The following is an excerpt from David King Dunaway’s book, “How Can I Keep From Singing?: The Ballad of Pete Seeger.”
THE PEEKSKILL RIOTS were an unsubtle threat that drew leftists together. “The people in Peekskill were calling out to the rest of America,” said Seeger, remembering his alarm. “Whenever you find a Commie around, do something about it-don’t wait for the long process of the law, do it right away, because our country is in danger.”
Two weeks after the event, Lee Hays, Pete Seeger, and friends had worked up a new song, “Hold the Line.”
Let me tell you the story of a line that was held,
And many men and women whose courage we know well;
As they held the line at Peekskill on that long September day, We will hold the line forever till the people have their way. Hold the line! Hold the line!

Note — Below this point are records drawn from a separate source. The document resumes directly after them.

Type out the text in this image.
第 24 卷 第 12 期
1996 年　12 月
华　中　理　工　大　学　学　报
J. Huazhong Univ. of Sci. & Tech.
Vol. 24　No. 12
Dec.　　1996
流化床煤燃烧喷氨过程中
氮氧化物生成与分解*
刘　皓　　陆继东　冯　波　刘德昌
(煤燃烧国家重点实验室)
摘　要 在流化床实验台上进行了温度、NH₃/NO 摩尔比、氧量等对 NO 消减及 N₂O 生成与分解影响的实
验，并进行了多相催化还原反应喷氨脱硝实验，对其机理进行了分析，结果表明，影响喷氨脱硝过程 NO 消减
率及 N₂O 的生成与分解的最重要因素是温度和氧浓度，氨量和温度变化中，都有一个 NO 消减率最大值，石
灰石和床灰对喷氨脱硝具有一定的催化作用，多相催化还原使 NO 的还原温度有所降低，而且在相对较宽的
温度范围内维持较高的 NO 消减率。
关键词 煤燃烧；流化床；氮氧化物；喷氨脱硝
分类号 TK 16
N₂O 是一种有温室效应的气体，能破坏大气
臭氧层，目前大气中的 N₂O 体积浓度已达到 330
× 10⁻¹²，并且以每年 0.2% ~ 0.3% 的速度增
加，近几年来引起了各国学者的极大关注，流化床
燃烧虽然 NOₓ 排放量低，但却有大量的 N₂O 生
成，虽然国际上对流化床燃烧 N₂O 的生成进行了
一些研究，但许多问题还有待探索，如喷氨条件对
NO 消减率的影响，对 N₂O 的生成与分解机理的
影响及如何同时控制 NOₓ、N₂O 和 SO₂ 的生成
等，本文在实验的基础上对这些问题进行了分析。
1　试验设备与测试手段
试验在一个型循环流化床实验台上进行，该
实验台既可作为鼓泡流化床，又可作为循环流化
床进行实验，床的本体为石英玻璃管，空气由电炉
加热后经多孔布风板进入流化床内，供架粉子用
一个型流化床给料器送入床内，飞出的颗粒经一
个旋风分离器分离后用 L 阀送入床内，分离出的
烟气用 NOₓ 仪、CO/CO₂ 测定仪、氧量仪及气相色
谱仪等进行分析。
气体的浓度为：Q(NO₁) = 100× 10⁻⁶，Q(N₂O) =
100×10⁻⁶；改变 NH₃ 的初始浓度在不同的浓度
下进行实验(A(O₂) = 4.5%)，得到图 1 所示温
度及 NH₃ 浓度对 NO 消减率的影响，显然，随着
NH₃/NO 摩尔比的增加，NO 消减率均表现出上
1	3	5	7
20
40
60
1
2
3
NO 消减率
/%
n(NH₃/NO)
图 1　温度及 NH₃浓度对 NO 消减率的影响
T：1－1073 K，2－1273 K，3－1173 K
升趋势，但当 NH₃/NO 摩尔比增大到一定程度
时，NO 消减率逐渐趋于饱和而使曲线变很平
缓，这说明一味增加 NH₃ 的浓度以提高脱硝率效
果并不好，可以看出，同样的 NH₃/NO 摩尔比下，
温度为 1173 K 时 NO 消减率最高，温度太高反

As we held the line at Peekskill we will hold it everywhere.
Which line was really held? The one separating radicals from the rest of America? The Party’s? Or perhaps the barrier separating civil liberties from mob rule-but this line had broken down.
At first glance, “Hold the Line” seems a bluff. The cold war was heating up, and only a few months later the junior senator from Wisconsin, Joe McCarthy, would begin waving his list of secret Communists. But Seeger was terribly serious about the song; optimism and perseverance were the bedrock of his art, a music born of political adversity. His songs were blunt weapons, but he lanced them with all his might.